I spend an average of 1-2 hours reading and searching for interesting articles on subject matters that range from football to technology. The goal of this application was to cut down my searching by at least 10% by recommending new material and the other goal of the application was to aggregate information pertaining to the article that would allow the reader to get visual information in the form of pictures based off the article’s text. A Feed Aggregator for lack of a better term.
Every project needs an attack plan. Here is my crude attack plan.
1. Allow feeds to be displayed on page.
2. Allow feeds to be mined for key words.
3. Allow feeds to me mined for semantic meaning.
4. Use keywords to extract images from the web related to the article.
5. Allow the user to add additional feeds to the system.
6. Use Flex to create a nice GUI for the app.
7. Add recommendation capabilities.
8. Use natural language process to extract “better” keywords.
9. Build web spiders to scour web for related articles.
I broke this pet project into three overall parts. The first part was to get a basic implementation of the concept onto the web. Nothing pretty to look at, nothing in terms of “wow factor” just get something up. To do this I first thought about using Java or Ruby but I decided to go with the PHP and the Zend Framework. The reason was due to the Zend_Service library. The library has a good set of wrappers, facades, that allow users to use the wrapper to make API calls to Flick, Amazon, Google, and other open API libraries. You can get a better look at the wrappers here (look on the right hand side for items with the Zend_Service prefix).
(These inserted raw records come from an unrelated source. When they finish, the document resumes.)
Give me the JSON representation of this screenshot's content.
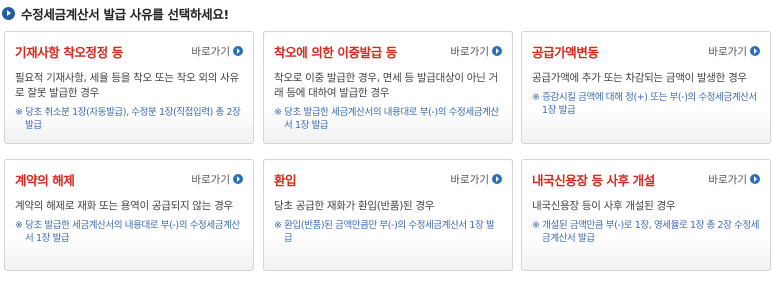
{
  "header": {
    "title": "수정세금계산서 발급 사유를 선택하세요!"
  },
  "shortcut_label": "바로가기",
  "cards": [
    {
      "title": "기재사항 착오정정 등",
      "description": "필요적 기재사항, 세율 등을 착오 또는 착오 외의 사유로 잘못 발급한 경우",
      "note": "※ 당초 취소분 1장(자동발급), 수정분 1장(직접입력) 총 2장 발급"
    },
    {
      "title": "착오에 의한 이중발급 등",
      "description": "착오로 이중 발급한 경우, 면세 등 발급대상이 아닌 거래 등에 대하여 발급한 경우",
      "note": "※ 당초 발급한 세금계산서의 내용대로 부(-)의 수정세금계산서 1장 발급"
    },
    {
      "title": "공급가액변동",
      "description": "공급가액에 추가 또는 차감되는 금액이 발생한 경우",
      "note": "※ 증감시킬 금액에 대해 정(+) 또는 부(-)의 수정세금계산서 1장 발급"
    },
    {
      "title": "계약의 해제",
      "description": "계약의 해제로 재화 또는 용역이 공급되지 않는 경우",
      "note": "※ 당초 발급한 세금계산서의 내용대로 부(-)의 수정세금계산서 1장 발급"
    },
    {
      "title": "환입",
      "description": "당초 공급한 재화가 환입(반품)된 경우",
      "note": "※ 환입(반품)된 금액만큼만 부(-)의 수정세금계산서 1장 발급"
    },
    {
      "title": "내국신용장 등 사후 개설",
      "description": "내국신용장 등이 사후 개설된 경우",
      "note": "※ 개설된 금액만큼 부(-)로 1장, 영세율로 1장 총 2장 수정세금계산서 발급"
    }
  ]
}
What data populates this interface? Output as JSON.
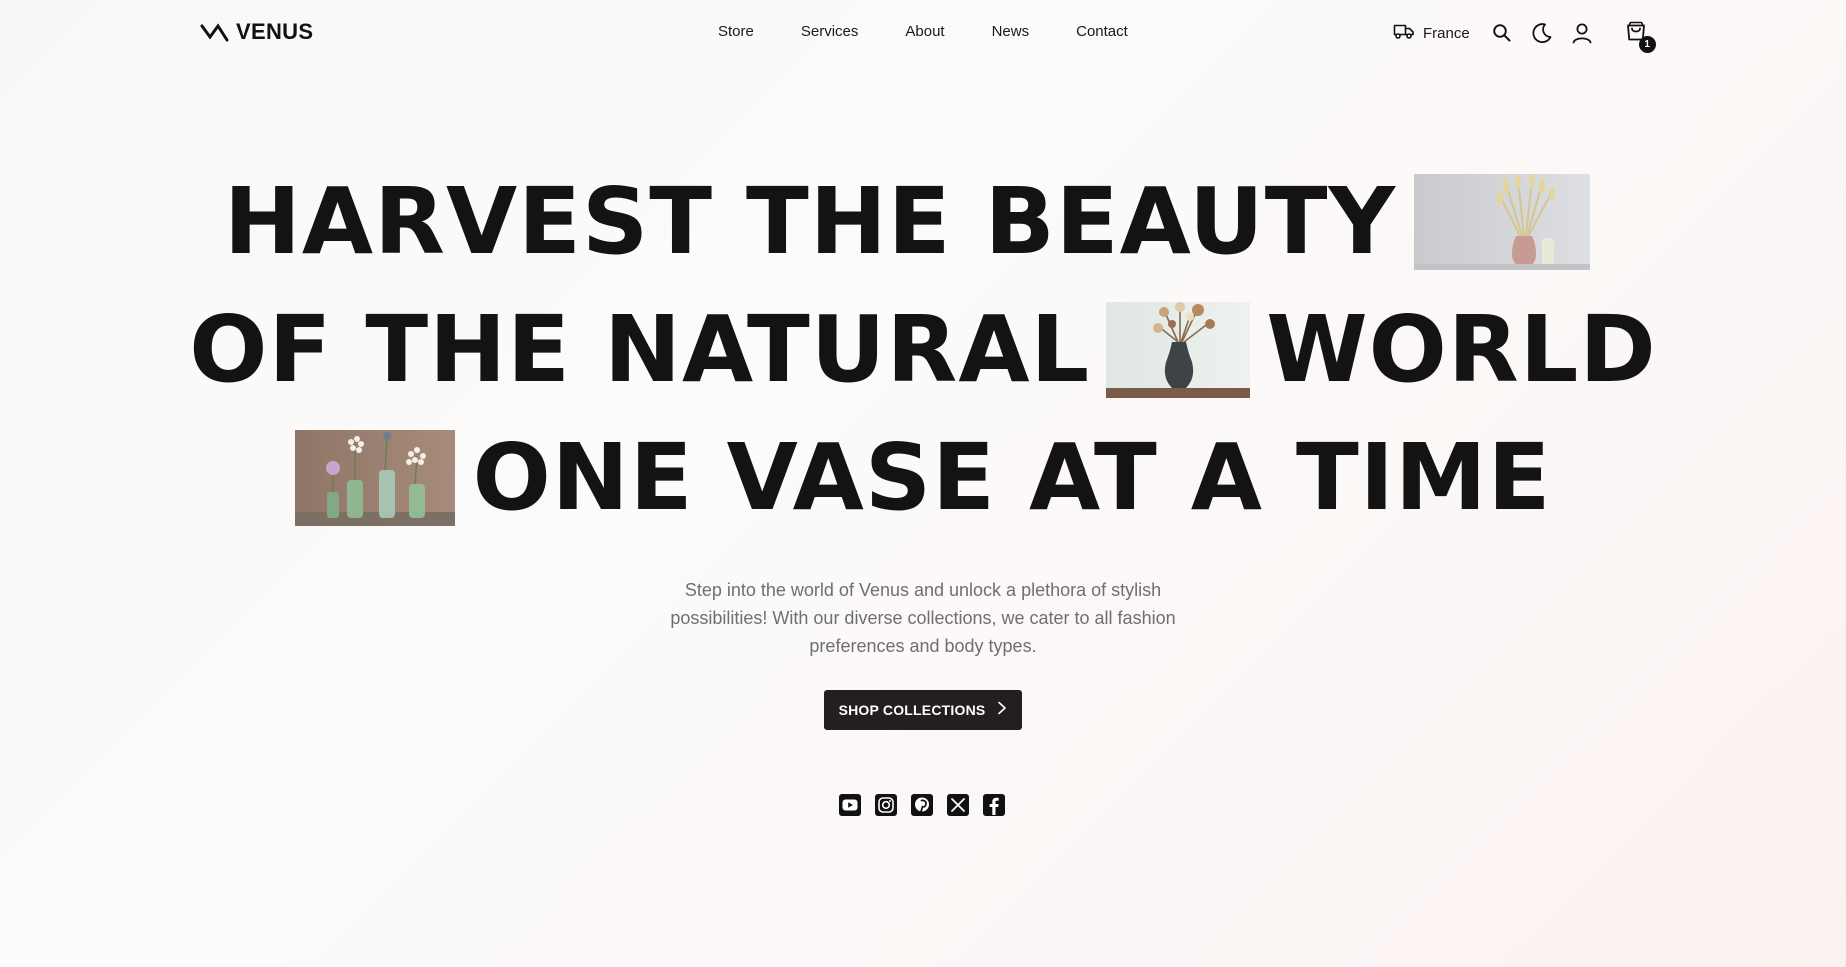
{
  "brand": {
    "name": "VENUS",
    "logo_icon": "zigzag-wave-icon"
  },
  "nav": {
    "items": [
      {
        "label": "Store"
      },
      {
        "label": "Services"
      },
      {
        "label": "About"
      },
      {
        "label": "News"
      },
      {
        "label": "Contact"
      }
    ]
  },
  "header": {
    "region_label": "France",
    "region_icon": "truck-icon",
    "search_icon": "search-icon",
    "theme_icon": "moon-icon",
    "account_icon": "user-icon",
    "cart_icon": "shopping-bag-icon",
    "cart_count": "1"
  },
  "hero": {
    "line1": "HARVEST THE BEAUTY",
    "line2a": "OF THE NATURAL",
    "line2b": "WORLD",
    "line3": "ONE VASE AT A TIME",
    "images": [
      {
        "name": "dried-grass-pink-vase-image"
      },
      {
        "name": "dried-flowers-dark-vase-image"
      },
      {
        "name": "green-bottles-wildflowers-image"
      }
    ],
    "subtitle": "Step into the world of Venus and unlock a plethora of stylish possibilities! With our diverse collections, we cater to all fashion preferences and body types.",
    "cta_label": "SHOP COLLECTIONS",
    "cta_icon": "chevron-right-icon"
  },
  "socials": [
    {
      "name": "youtube-icon"
    },
    {
      "name": "instagram-icon"
    },
    {
      "name": "pinterest-icon"
    },
    {
      "name": "x-icon"
    },
    {
      "name": "facebook-icon"
    }
  ],
  "colors": {
    "text": "#131313",
    "muted": "#6f6f6f",
    "cta_bg": "#231f1f",
    "background": "#fbf9f8"
  }
}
The second part of the project will be to create a Flex GUI using the MXML and the PHP code created in release 1. The third and final step will be the “wow” factor. I would like to do two things. 1. Implement a better keyword extractor. And 2. Add a recommendation portion to the system which recommends articles and sites the user MIGHT enjoy reading.
While building this initial release, I came across some quick, “ah ok wow didnt know that”, items. To have a place to reference them again, I decided to make this section and so others might find this information helpful.
Self Extracting Tags – Not so natural language processor.
On the keyword extractor, the system extracts all upper case words, since most of the time upper case words are either persons names or names of places (nouns) its a safe bet we can use it. This approach also extracts the, “I”, “And”, “Also”, type of words used in the start of a sentence. To alleviate this issue I extract all words with 2 or more concurrent words with first upper case letters.
Example: “Hello there Armando Padilla. How are you today?”
The process described above would extract “Hello”, “Armando Padilla”, “How”. After filtering this set to extract, “2 or more concurrent words with first letter capitalized”, we get the new set, “Armando Padilla”.
I did read, and plan to implement, an approach to count the number of times a given word appears in the text and from this dataset use the bottom 10%. For example: “I”, “the”, “it”, “he”, “she”, would naturally have a higher count than, “armando padilla”, “Sliced Peaches”. If we order the dataset of words by their word count in descending order and then take the last 10% we will have created a new dataset with “Armando Padilla” and “Sliced Peaches” in the set.
Semantics of the Article
I took a look at how well the SemanticHacker’s semantic text analyzer worked between extracting semantic meaning from a full description and a set of keywords using the method described above. Turns out the meanings never changed, from what I could tell. To extract meaning off of a set of text i decided to just pass in the full description of the feed. Works well. Will test which method is faster later.
Flickr.com and user based tags.
Finally, finally for this part 1 article, I tested how well the Zend_Service_Flickr implemented the search API. I was forced to use the Tag based search and found that it returned very poor quality images appose to the regular keyword based search. I’m currently working on adding in the keyword base search capability to my local copy of the Zend_Service_Flick code for better results.
Another drawback that I found was using the tag based search forces you to rely on the users tagging abilities. In the case of an article relating to USC football the context of the article would be “USC FOOTBALL”. If we use the tags, “USC”, or “Trojans” the application might return a picture of a condom rather than a USC player due to the poor choice of tags used by the user. Still looking into this one.
This is the first release with none of the bells and whistles. Click here to run it. The application pulls up date for the TrojanWire.com feeds but can just as easily be migrated to use any feeds out there. The red highlighted items on are the keywords the algorithm I created picked up, and unfortunately the semantic portion could not be installed on the server for some odd reason.
Creating the Flex Gui and compile it using AIR. This will allow the application to live outside the web, something that I wanted to do from the get-go.